The Truth About Servers Page 5

By Aaron Weiss (Send Email)
Posted Jan 29, 2001


Proxy Servers

But a proxy server can do more than just cache frequently accessed data. Because the proxy server "hears" and services requests from its clients, the clients themselves do not necessarily need any direct Internet access at all. Consequently, the proxy server became a very popular way to bridge a local network, also known as a LAN or intranet, to an external network such as the Internet -- as long as one computer running the proxy server could hear both networks simultaneously.

As the availability of broadband connections has grown rapidly, so has the thirst for proxy servers. This primarily because these connections offer enough bandwidth to support several machines simultaneously. The proxy server solutions require only one of these machines to maintain a connection to the broadband service, though. This can preserve IP address space and also save enterprises money on service subscription costs.

Proxy servers can be configured to allow or deny particular types of network requests, either from the LAN to the Internet, or from the Internet to the LAN. In this way, the proxy server becomes a firewall. A firewall, as its combative name implies, is a security measure that functions much like a border guard: It inspects each piece of data that tries to pass through the boundary.

Depending on the sophistication level of the firewall, it may be configurable to make a wide variety of distinctions between different types of incoming and outgoing data. Whether this data is allowed to pass into or out of the internal network depends on certain conditions, such as the originating IP address of said data. Good firewalls also provide extensive logging capabilities because a "paper trail" of network activity is key to investigating incidents or attempted incidents.
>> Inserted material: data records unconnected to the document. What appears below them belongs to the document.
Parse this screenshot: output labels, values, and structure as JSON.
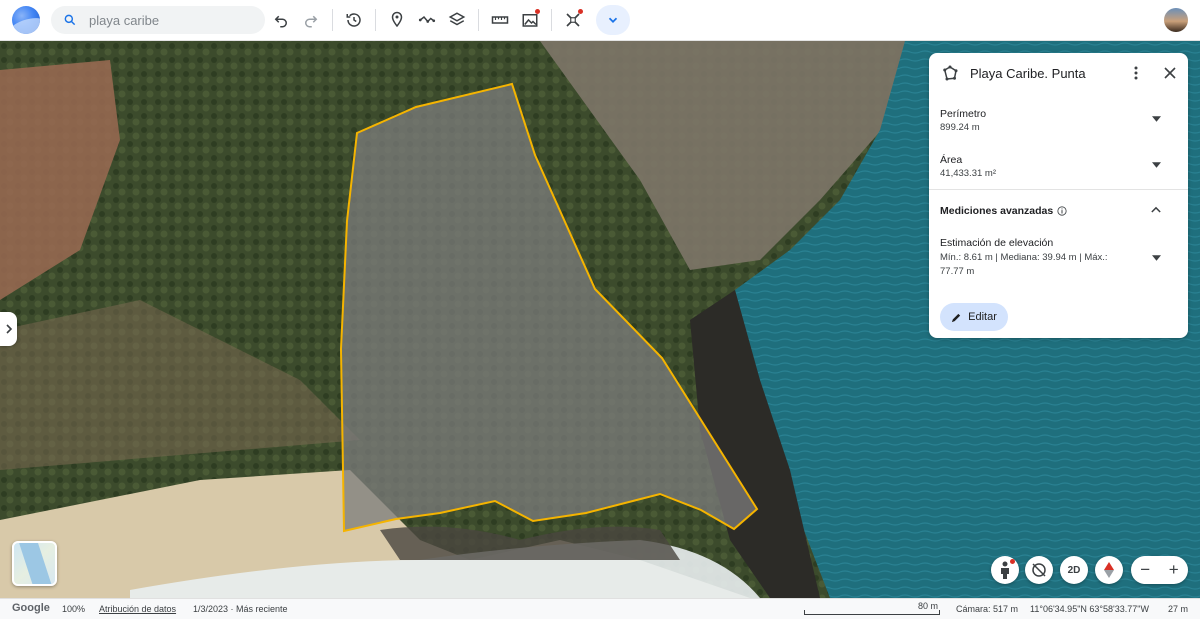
{
  "search": {
    "placeholder": "playa caribe"
  },
  "toolbar": {
    "items": [
      "undo-icon",
      "redo-icon",
      "history-icon",
      "pin-icon",
      "path-icon",
      "layers-icon",
      "ruler-icon",
      "image-icon",
      "projects-icon",
      "chevron-down-icon"
    ]
  },
  "panel": {
    "title": "Playa Caribe. Punta",
    "perimeter": {
      "label": "Perímetro",
      "value": "899.24 m"
    },
    "area": {
      "label": "Área",
      "value": "41,433.31 m²"
    },
    "advanced": {
      "label": "Mediciones avanzadas"
    },
    "elevation": {
      "label": "Estimación de elevación",
      "line1": "Mín.: 8.61 m | Mediana: 39.94 m | Máx.:",
      "line2": "77.77 m"
    },
    "edit_label": "Editar"
  },
  "controls": {
    "view_2d": "2D",
    "zoom_out": "−",
    "zoom_in": "+"
  },
  "status": {
    "brand": "Google",
    "zoom": "100%",
    "attribution": "Atribución de datos",
    "date": "1/3/2023 · Más reciente",
    "scale": "80 m",
    "camera": "Cámara: 517 m",
    "coords": "11°06'34.95\"N 63°58'33.77\"W",
    "elevation": "27 m"
  },
  "colors": {
    "polygon": "#f5b400",
    "accent": "#1a73e8",
    "edit_bg": "#d3e3fd"
  }
}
There are stand-alone firewall products, and there are proxy servers that include firewall capabilities. As a firewall is more like a moat between servers, one could argue that a firewall in and of itself is not a "server" in the traditional sense. In theory, there is nothing intrinsically superior about a dedicated firewall product vs. a proxy server with firewall capabilities. In practice, however, the latter category is finally catching up to dedicated firewall products. WinRoutePro is an example of such a product and may represent the newest generation of proxy servers with strong firewall capabilities.